Mustelids (aka Mustelidae)


Mustelidae refers to a family of fur-bearing carnivores, characteristically possessing well-developed anal scent glands, and the animals in this group are called mustelids.

It has one of the biggest variety of species in the order Carnivora, as well as being one of the older ones. This group has about 25 existing genera with about 70 species (and 47-73 extinct genera).

Most of the ferret’s kissing cousins (like the black-footed ferret, polecat, etc) are listed in the Genus Mustela. It’s a pretty big group, with 16 species listed under that umbrella.
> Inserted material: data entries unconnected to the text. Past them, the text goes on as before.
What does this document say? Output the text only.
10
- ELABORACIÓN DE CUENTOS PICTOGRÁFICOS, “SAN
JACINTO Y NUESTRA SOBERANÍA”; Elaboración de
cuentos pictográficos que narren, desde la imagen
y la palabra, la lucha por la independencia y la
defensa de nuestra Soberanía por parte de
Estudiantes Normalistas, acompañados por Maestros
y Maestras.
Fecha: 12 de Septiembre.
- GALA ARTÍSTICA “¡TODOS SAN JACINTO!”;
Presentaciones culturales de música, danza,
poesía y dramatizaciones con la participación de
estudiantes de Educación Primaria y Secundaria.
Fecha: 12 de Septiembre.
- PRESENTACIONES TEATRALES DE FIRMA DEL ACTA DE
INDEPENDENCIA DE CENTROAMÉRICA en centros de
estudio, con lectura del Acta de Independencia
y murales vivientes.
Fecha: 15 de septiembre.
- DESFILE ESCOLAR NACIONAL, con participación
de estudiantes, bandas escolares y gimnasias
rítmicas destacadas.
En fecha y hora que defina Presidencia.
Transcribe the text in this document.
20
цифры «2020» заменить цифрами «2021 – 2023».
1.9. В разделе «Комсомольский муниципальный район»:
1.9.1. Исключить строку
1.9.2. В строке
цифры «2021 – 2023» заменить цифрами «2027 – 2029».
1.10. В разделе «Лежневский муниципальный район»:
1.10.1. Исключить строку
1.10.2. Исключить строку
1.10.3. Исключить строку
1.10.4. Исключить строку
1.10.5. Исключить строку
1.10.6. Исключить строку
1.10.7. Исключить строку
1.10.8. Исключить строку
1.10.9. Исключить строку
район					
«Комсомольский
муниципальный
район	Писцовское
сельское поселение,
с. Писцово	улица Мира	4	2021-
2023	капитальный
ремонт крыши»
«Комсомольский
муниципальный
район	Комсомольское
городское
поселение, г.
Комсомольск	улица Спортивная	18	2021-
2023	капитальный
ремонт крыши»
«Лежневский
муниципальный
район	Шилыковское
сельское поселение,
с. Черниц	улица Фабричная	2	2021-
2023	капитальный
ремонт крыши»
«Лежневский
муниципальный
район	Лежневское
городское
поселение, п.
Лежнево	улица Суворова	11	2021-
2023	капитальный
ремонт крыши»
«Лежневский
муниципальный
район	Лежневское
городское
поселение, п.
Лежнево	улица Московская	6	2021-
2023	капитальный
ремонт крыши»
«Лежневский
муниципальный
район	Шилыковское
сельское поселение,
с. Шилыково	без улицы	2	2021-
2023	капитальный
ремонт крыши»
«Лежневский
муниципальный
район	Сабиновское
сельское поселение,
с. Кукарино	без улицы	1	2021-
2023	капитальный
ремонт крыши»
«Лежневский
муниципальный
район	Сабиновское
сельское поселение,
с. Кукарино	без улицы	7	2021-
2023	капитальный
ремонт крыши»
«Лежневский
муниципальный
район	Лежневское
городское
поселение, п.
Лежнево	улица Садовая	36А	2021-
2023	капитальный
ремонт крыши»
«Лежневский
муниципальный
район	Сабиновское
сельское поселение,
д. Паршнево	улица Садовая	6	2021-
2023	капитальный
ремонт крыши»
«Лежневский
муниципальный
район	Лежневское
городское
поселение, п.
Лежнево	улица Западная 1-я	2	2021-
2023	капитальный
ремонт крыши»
Mustelids are an incredibly diverse family and the animals range in size from tiny (the least weasel 35-70g) to the size of a medium dog (the giant otter 35-40kg).

Most mustelids are slender with a long body on short legs, a long tail and short, rounded ears set low on their heads. Sound familiar?


So, if you want to follow the taxonomy (ie the orderly classification of animals) of the ferret, it will progress like this :

Mustelidae Mustelinae Mustela Putorius Furo

Click on the Mustela link below and follow the trail to Mustela putorius furo.

As and when I get around to adding more mustelid information, then more links will be alive so please check back often.

Scientific classification

Kingdom: Animalia

Phylum: Chordata

Class: Carnivora

Family: Mustelidae

Subfamily Lutrinae (Otters)

  • Genus Amblonyx (Oriental Small-Clawed Otter)
  • Genus Aonyx (Clawless Otter)
  • Genus Enhydra (Sea Otter)
  • Genus Lontra (Marine Otter)
  • Genus Lutra (Old World River Otter)
  • Genus Lutrogale (Smooth-Coated Otter)
  • Genus Pteronura (Giant Otter)

Subfamily Melinae (Badgers)

  • Genus Arctonyx (Hog Badger)
  • Genus Meles (Eurasian Badger)
  • Genus Melogale (Ferret Badger)
  • Genus Mydaus (Stink Badger)

Subfamily Mellivorinae (Ratels)

  • Genus Mellivora

Subfamily Taxidiinae (American Badgers)

  • Genus Taxidea

Subfamily Mustelinae (Weasels, polecats, wolverines, ferrets, etc.)



Skunks (Mephitinae) used to be classified as mustelids until new DNA tests showed that they belonged to their own family, called Mephitidae.